Brian Jacques was born in Liverpool, England on June 15th, 1939, where he grew up in the area around the docks. He attended St. John's School, an inner city school that had its playground on the roof. After Brian finished school at fifteen, he set out to find adventure as a merchant seaman. He traveled to many far away ports, including New York, Valparaiso, San Francisco, and Yokohama. Tiring of the lonely life of a sailor, he returned to Liverpool where he worked as a railway fireman, a longshoreman, a long-distance truck driver, a bus driver, a boxer, a bobby (Police Constable 216D), a postmaster, and a stand-up comic.
TA Barron
T.A. Barron is the award-winning author of fantasy novels such as The Lost Years of Merlin epic-soon to be a major motion picture. He serves on a variety of environmental and educational boards including The Nature Conservancy and The Land and Water Fund of the Rockies, and is the founder of a national award for heroic children.

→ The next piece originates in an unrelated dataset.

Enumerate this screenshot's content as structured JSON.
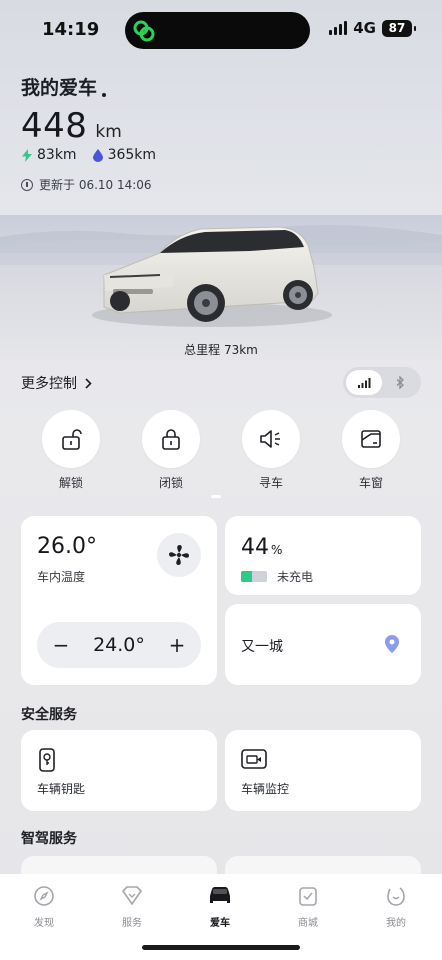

Barron was raised on ranch country in Colorado, and then proceeded to excel in scholastic studies, graduating from Princeton and attending Oxford as a Rhodes Scholar, where he earned an honors B.A. in Philosophy, Politics and Economics. During that time he traveled extensively, backpacking in Asia, Africa and the Arctic (as a result, he often jokes that he majored in hiking trails.) From 1982 to 1990 Barron served in management positions in venture capital firms in New York City, until he decided to leave his successful business career to write full-time in 1990. Barron has written seventeen books, but is happiest when on the mountain trails with his wife, Currie, and their five children.
Robin McKinley
Robin McKinley's father was in the Navy, and as a result she moved every couple of years, traveling about the US and to locations as distant as Japan. Enamored from a young age with stories (both the reading and writing of them), she decided upon learning that authorship could be a profession that that was the life for her. Interested in writing stories with girls as the main characters, she wandered and wrote until settling down in a coastal village in Maine, intent on finally sinking her roots and staying there for good. This resolution proved true until she met English writer Peter Dickinson, and chose to relocate to England.